Why doesn't this converge to $\pi$? $\lim_{n\to\infty}\frac12\sqrt{2-2\cos( \frac{2 \pi}{n} )} \times n$
Doing a series expansion, $\cos(2\pi/n)=1-2\pi^2/n^2+o(1/n^2)$ so $\sqrt{2-2\cos(2\pi/n)}=\sqrt{4\pi^2/n^2+o(1/n^2))}=\frac{2\pi}{n}(1+o(1))$ and so $n/2$ times that is $\pi(1+o(1))$ i.e. it converges to $\pi$. Thus I conclude that the problem you are seeing on desmos is probably caused by numerical error due to catastrophic cancellation in the subtraction $2-2\cos(2\pi/n)$.

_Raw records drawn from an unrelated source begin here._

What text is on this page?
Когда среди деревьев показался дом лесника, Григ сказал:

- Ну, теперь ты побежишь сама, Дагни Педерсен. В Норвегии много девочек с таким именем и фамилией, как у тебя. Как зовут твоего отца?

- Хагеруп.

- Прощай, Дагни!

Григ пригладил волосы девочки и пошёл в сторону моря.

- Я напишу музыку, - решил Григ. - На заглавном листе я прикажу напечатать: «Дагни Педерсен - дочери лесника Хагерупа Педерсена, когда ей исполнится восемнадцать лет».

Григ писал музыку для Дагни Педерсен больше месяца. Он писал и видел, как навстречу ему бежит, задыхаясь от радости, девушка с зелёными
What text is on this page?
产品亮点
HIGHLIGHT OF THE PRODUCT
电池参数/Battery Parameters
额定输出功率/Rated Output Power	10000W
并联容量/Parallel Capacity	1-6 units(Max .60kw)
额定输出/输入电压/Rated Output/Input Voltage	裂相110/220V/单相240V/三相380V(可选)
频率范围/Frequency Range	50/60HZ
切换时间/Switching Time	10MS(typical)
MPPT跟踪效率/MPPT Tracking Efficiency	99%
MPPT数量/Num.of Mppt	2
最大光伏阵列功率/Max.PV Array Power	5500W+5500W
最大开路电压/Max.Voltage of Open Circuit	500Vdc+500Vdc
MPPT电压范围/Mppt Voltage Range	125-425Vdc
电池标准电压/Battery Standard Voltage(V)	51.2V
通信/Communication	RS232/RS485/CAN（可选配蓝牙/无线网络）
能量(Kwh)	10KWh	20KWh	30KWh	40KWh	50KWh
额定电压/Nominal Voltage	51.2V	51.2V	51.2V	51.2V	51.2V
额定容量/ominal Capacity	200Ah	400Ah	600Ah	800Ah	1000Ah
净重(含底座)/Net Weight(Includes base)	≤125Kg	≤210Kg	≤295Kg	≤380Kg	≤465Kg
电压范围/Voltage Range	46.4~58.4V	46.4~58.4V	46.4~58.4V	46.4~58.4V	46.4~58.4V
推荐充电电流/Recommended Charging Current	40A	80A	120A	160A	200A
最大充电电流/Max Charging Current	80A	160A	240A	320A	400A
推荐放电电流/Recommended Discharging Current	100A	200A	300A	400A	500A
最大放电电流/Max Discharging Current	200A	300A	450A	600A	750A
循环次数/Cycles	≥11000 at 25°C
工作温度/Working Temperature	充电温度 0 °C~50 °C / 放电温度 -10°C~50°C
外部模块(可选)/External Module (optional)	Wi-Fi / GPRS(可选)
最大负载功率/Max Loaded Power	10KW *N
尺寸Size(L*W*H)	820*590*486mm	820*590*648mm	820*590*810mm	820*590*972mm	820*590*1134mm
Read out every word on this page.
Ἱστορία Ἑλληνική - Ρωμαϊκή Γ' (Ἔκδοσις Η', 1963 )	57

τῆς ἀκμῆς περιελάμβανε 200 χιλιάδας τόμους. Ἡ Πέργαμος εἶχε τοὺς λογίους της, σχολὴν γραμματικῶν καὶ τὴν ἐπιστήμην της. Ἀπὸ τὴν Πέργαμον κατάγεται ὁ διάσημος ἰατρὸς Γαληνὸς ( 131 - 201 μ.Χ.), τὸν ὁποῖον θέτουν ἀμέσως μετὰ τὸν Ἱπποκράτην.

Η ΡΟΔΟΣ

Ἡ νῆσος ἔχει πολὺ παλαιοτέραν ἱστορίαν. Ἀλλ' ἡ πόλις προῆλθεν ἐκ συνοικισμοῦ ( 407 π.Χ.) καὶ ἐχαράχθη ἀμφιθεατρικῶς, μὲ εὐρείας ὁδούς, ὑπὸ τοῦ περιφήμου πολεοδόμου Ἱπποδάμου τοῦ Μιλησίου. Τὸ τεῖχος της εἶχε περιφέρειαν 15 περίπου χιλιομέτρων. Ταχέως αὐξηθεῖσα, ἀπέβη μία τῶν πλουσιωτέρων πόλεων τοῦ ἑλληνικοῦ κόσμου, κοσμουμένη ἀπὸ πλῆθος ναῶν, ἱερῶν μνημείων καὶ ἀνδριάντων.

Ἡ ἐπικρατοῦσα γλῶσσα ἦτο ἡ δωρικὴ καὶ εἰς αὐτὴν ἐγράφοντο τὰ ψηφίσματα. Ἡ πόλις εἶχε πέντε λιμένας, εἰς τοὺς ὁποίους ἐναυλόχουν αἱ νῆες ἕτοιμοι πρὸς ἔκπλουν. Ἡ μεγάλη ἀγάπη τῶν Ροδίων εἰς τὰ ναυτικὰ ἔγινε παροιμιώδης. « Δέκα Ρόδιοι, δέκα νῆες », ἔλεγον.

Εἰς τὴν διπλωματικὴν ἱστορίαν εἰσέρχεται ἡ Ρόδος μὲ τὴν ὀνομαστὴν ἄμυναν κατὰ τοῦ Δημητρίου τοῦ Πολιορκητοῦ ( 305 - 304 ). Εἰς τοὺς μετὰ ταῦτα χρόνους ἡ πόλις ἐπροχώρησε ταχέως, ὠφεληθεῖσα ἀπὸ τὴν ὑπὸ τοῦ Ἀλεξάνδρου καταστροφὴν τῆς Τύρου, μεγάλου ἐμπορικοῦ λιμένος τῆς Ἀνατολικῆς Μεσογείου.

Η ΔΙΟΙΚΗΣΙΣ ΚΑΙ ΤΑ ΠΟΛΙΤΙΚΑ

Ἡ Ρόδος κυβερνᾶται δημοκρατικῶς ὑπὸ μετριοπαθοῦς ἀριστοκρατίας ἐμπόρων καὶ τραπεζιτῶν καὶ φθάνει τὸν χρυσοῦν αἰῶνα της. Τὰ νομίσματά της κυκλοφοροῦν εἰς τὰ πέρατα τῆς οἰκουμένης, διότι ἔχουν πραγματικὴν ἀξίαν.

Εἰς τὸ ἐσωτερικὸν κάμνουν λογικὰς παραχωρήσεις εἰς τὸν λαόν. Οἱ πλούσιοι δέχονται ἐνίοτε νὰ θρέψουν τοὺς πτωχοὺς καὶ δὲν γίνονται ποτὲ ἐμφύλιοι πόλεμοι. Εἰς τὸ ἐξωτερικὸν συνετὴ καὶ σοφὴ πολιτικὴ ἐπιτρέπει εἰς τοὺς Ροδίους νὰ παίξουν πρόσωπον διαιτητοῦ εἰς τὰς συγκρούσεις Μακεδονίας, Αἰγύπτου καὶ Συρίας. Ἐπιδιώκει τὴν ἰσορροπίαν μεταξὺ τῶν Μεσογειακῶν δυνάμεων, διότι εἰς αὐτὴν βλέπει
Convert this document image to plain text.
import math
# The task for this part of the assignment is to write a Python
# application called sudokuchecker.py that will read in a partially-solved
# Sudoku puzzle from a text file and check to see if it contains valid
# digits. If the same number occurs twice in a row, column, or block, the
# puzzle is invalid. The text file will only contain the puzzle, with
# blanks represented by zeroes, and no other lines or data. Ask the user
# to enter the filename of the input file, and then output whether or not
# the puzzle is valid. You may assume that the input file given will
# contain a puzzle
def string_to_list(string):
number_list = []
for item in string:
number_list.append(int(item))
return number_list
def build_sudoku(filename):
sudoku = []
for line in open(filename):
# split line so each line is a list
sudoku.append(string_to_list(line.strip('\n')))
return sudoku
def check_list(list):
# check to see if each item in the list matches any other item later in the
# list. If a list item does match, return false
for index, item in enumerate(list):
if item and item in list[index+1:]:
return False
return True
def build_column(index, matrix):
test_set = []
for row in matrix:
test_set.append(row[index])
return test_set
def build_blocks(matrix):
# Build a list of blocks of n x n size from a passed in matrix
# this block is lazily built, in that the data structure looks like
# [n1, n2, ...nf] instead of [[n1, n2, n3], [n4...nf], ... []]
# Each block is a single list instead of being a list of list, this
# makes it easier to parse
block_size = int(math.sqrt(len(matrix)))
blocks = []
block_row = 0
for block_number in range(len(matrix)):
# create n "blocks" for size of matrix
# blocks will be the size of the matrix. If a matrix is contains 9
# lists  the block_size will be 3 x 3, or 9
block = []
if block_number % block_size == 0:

Accurately computing a difference of two numbers that are so close together using floating point arithmetic needs a special routine that computes the difference directly, rather than performing a subtraction at all. One way to do that for $1-\cos(x)$ is to use a trig identity, which I usually remember as $\sin(x)^2=\frac{1-\cos(2x)}{2}$ (I remember it this way because this is the form that comes up all the time in calc II). From here you have $1-\cos(x)=2\sin(x/2)^2$ which now doesn't involve subtracting nearly equal numbers. By using that identity, you might try plotting $x \sin(\pi/x)$ for large $x$, you should see a better result.